Health systems have already begun to make these correlations and are seeing positive results. For example, under the leadership of Ronald Paulus, MD, Mission Health System in Asheville, N.C., has adopted a comprehensive strategy to address caregiver burnout. Mission Health is working to improve individual wellbeing and is doing so in ways that are bringing positive results to their operations. Mission Health now knows that for every one percent increase in retention across their staff they save $7.5M. By correlating improved wellbeing with higher retention, they can quantify the benefit of wellbeing investments to their bottom line.

For health systems concerned about the need to score “quick wins” to persuade skeptics of the importance of wellbeing investments, the lowest hanging fruit is improved retention. With nurse turnover at an average of 19 percent across the nation and the average cost to replace a nurse at $59,000 targeting nurse turnover is an obvious choice. Physician turnover, while usually lower than nurse turnover as a percentage of the employed physician population, is arguably even more costly given the revenue impact of a lost physician. So, measuring physician retention is also an early candidate for demonstrating the impact of wellbeing improvement investments.

After targeting retention, the next likely area of focus is patient experience. Direct correlations between wellbeing improvement strategies and enhancing the patient experience are sometimes harder to make given the other “noise” that can affect the correlation between the two. But, with the right implementation approach, a reliable correlation is feasible. The importance of patient experience to reimbursement and competitive advantage makes this an obvious area to begin.

In order to get the maximum benefit from wellbeing improvement strategies, and to allow for easy measurement of results, health systems should also carefully consider how they implement their wellbeing strategy. Discrete operating units where a population can be easily defined and measured should be at the top of the list—a floor of nurses, a clinical department or an ambulatory practice site are among the top candidates to start this work. Further targeting those units where engagement scores are lowest or turnover is highest will also maximize the likelihood of achieving early success and quantifiable ROI.

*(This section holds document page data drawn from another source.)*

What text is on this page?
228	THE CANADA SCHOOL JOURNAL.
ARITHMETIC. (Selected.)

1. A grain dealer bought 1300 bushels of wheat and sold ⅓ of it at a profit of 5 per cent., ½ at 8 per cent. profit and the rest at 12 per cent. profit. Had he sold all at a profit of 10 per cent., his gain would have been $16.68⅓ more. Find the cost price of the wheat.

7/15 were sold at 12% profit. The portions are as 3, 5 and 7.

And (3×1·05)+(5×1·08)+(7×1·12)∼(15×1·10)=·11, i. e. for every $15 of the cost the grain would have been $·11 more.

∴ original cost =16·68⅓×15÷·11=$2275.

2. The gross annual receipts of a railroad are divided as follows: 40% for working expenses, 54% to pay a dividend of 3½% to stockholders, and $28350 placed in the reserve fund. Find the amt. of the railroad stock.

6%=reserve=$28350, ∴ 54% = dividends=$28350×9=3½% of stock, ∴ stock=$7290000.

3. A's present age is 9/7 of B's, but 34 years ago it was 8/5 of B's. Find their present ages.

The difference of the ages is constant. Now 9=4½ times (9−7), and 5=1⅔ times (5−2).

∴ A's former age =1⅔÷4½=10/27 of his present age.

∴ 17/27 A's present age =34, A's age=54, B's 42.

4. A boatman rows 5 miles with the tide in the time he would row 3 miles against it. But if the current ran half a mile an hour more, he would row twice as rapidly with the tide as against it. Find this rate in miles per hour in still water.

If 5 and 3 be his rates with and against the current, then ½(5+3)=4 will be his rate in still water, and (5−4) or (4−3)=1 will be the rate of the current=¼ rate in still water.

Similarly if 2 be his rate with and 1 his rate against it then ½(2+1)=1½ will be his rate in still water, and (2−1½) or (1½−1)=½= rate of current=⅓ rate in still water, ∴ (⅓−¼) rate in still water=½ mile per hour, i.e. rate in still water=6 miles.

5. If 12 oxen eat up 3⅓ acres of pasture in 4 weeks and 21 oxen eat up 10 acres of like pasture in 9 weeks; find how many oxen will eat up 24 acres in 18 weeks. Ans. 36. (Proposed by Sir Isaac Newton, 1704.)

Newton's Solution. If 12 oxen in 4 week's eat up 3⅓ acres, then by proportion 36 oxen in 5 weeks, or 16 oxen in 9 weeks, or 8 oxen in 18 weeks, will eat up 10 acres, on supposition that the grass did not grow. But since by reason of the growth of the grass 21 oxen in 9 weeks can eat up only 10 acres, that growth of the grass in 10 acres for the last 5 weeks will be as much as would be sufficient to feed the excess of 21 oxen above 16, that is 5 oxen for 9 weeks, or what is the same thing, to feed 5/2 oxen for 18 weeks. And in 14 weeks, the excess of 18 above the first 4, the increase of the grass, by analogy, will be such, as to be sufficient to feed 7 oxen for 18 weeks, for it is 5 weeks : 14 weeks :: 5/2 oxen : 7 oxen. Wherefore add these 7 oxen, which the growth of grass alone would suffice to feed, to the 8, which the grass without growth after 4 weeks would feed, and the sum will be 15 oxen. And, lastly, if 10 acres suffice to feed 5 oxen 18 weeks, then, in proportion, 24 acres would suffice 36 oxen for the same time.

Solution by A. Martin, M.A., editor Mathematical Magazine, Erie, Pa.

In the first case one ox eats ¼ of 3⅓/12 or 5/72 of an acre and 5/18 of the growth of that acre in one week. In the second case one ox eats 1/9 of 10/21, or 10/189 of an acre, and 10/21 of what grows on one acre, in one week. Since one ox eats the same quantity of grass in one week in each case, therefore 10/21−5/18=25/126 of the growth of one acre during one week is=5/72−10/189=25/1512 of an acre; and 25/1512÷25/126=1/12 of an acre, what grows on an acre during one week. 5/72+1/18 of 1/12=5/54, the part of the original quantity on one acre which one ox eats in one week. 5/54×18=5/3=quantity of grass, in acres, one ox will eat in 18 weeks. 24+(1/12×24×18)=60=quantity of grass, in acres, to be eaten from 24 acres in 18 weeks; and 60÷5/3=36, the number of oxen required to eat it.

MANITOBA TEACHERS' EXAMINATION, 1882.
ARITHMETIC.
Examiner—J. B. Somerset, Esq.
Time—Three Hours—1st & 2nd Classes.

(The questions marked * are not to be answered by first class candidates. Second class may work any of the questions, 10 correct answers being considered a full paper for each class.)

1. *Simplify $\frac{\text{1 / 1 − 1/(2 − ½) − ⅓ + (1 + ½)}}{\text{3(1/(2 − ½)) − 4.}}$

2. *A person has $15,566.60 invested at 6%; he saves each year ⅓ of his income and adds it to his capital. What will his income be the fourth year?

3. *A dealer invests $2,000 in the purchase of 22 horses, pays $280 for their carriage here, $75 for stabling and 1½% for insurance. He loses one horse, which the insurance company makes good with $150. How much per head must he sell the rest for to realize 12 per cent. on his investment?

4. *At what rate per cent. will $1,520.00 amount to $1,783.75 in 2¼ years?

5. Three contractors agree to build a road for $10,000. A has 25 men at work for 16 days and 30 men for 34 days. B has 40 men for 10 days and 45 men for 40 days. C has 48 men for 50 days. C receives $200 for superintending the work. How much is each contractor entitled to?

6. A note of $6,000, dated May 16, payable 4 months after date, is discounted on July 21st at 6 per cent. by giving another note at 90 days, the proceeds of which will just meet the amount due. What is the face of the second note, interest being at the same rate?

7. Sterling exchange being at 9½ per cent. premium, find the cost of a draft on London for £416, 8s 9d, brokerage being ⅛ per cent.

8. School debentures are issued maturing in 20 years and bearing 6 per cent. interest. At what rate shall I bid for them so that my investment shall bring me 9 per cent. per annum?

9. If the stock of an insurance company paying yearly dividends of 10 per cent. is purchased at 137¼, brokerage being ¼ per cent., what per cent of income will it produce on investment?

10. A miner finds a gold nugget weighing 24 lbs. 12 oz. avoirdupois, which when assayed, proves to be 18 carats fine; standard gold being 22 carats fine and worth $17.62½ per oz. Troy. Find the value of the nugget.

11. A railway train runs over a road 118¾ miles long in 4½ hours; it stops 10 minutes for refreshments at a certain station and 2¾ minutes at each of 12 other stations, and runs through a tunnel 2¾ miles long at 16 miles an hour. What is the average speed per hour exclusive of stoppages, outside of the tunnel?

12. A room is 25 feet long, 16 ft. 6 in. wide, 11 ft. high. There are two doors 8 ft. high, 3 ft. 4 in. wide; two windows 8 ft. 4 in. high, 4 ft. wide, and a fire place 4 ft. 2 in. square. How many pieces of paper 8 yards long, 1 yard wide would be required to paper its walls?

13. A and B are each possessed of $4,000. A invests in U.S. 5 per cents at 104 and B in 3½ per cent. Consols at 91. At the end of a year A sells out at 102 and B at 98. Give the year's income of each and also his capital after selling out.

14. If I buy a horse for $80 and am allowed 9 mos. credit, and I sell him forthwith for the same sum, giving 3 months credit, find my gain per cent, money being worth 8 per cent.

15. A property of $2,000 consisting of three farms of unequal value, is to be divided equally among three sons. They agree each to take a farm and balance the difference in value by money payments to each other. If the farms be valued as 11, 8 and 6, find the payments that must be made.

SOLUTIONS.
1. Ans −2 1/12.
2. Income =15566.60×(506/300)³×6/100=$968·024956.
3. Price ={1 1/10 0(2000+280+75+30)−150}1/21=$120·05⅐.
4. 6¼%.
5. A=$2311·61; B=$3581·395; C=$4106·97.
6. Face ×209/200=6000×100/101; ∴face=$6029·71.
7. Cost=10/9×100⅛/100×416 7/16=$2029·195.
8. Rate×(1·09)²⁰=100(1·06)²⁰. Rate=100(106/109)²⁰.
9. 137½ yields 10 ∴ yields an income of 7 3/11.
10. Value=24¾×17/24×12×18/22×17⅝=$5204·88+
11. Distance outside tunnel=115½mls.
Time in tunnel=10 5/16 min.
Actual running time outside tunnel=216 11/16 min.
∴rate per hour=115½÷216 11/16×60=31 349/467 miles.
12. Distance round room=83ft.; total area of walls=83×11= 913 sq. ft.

The case for moving forward

It is now clear that improvements in wellbeing can be measured, quantified and correlated to improvements in the areas in which health system leaders are being held accountable—cost, quality, safety and patient experience. This makes wellbeing improvement not only the right thing to do, but the smart thing to do as well. Health systems should have confidence that they can measure and achieve ROI in wellbeing with the same rigor as their other investments.

Our health systems depend on people—doctors, nurses, technicians, housekeepers. Each step in the care delivery process depends on an individual, a human being, to make it work. We have historically underinvested in the very people we depend on to deliver the results our patients deserve. Now, we are reaching a crisis point in our country’s health system. To underscore the magnitude of the problem and the gravity of this underinvestment, some of our best health system leaders recently called doctor and nurse burnout a “public health crisis.” It’s time we begin to invest in our human capital—it’s the next great innovation for our health systems to pursue.